Because 192.168.11.144 and 192.168.11.16/21 are on the same LAN, the gateway will send the return packet directly to the client instead of sending it back to 192.168.11.1.

In other words, the GL-MT3600BE participated in the outbound route but withdrew from the return route. This makes any functionality that relies on "both connections passing through me" unstable. For example:

conntrack
firewall state
flow offloading
hardware NAT / acceleration
MTK acceleration
QoS / SQM

Partial TCP MSS/PMTU Handling

  1. ICMP Redirects May Further Alter Client Paths

In this topology, the master router might assume:

Client 192.168.11.144 needs to go to 10.21.6.74. The next hop is actually 192.168.11.16 on the same network segment.

Therefore, it might send an ICMP redirect to the client, meaning:

From now on, go directly to 192.168.11.16 and don't go through me anymore.

Some clients accept this, some don't; some security policies will discard it; some paths will change during the connection process. The result is an intermittent phenomenon of "failed the first time, succeeded the second time."

  1. Layer 3 forwarding on the same Layer 2 LAN can easily trigger edge cases.

Your path is:

br-lan in -> GL-MT3600BE routing -> br-lan out
that is, entering through the same interface and exiting through the same interface. This is not ordinary LAN-to-WAN forwarding, but LAN-to-LAN hairpin routing.

Many router acceleration paths, firewall rules, and NAT rules more commonly assume:

LAN -> WAN
WAN -> LAN
LAN -> VPN
VPN -> LAN
instead of:

LAN -> LAN, same subnet, different gateway
Therefore, it is more likely to encounter issues related to flow offload, hardware acceleration, bridge interface forwarding, ARP neighbor entries, and ICMP redirects.

  1. Why is SNAT stable?

After SNAT, the GL-MT3600BE changes the client's source address to its own:

Original packet:

192.168.11.144 -> 10.21.6.74

After SNAT:

192.168.11.1 -> 10.21.6.74

The LAN-side gateway sees the request originating from:

192.168.11.1

Therefore, its response packet can only be sent to the GL-MT3600BE:

10.21.6.74 -> 192.168.11.1

Then the GL-MT3600BE restores the path to the client based on the conntrack/NAT state:

10.21.6.74 -> 192.168.11.144

Then the path becomes:

Outbound:
Client -> GL-MT3600BE -> LAN-side Gateway -> Remote

Backhaul: Remote -> LAN-side Gateway -> GL-MT3600BE -> Client. With a symmetrical path, conntrack, firewall, offload, and QoS can all see the complete traffic, resulting in a more stable connection.

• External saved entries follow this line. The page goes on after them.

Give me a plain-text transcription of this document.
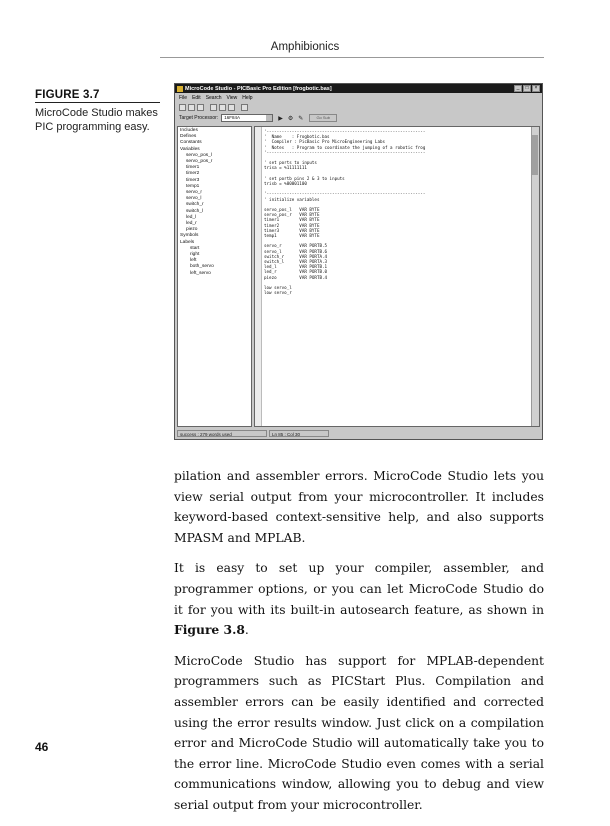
Amphibionics
FIGURE 3.7
MicroCode Studio makes PIC programming easy.
MicroCode Studio - PICBasic Pro Edition [frogbotic.bas]	_	□	×
File Edit Search View Help
Target Processor:	16F84A	▶ ⚙ ✎	Go Sub
Includes
Defines
Constants
Variables
servo_pos_l
servo_pos_r
timer1
timer2
timer3
temp1
servo_r
servo_l
switch_r
switch_l
led_l
led_r
piezo
Symbols
Labels
start
right
left
both_servo
left_servo
'---------------------------------------------------------------
'  Name    : Frogbotic.bas
'  Compiler : PicBasic Pro MicroEngineering Labs
'  Notes   : Program to coordinate the jumping of a robotic frog
'---------------------------------------------------------------

' set ports to inputs
trisa = %11111111

' set portb pins 2 & 3 to inputs
trisb = %00001100

'---------------------------------------------------------------
' initialize variables

servo_pos_l   VAR BYTE
servo_pos_r   VAR BYTE
timer1        VAR BYTE
timer2        VAR BYTE
timer3        VAR BYTE
temp1         VAR BYTE

servo_r       VAR PORTB.5
servo_l       VAR PORTB.6
switch_r      VAR PORTA.4
switch_l      VAR PORTA.3
led_l         VAR PORTB.1
led_r         VAR PORTB.0
piezo         VAR PORTB.4

low servo_l
low servo_r
success : 279 words used	Ln 85 : Col 30

pilation and assembler errors. MicroCode Studio lets you view serial output from your microcontroller. It includes keyword-based context-sensitive help, and also supports MPASM and MPLAB.

It is easy to set up your compiler, assembler, and programmer options, or you can let MicroCode Studio do it for you with its built-in autosearch feature, as shown in Figure 3.8.

MicroCode Studio has support for MPLAB-dependent programmers such as PICStart Plus. Compilation and assembler errors can be easily identified and corrected using the error results window. Just click on a compilation error and MicroCode Studio will automatically take you to the error line. MicroCode Studio even comes with a serial communications window, allowing you to debug and view serial output from your microcontroller.

46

In short: The problem with asymmetrical paths isn't that "IP routing theoretically can't be done this way," but rather that modern home/embedded routers have many stateful functions. If a device only sees half of the connection, intermittent anomalies may occur in TCP, TLS, NAT, flow offload, or ICMP redirection. SNAT's role is to force the backhaul to also pass through the main router.

@msmmbl Do you have a managed/vlan capable switch? You may be better off just creating VLAN interfaces for your alternate routes and treating them as proper routed paths to avoid the asymmetry of LAN<>LAN

My Beryl 7 is kinda spare now I have a Slate 7 Pro so if I get more time I’ll do some experimentation on your current setup with it.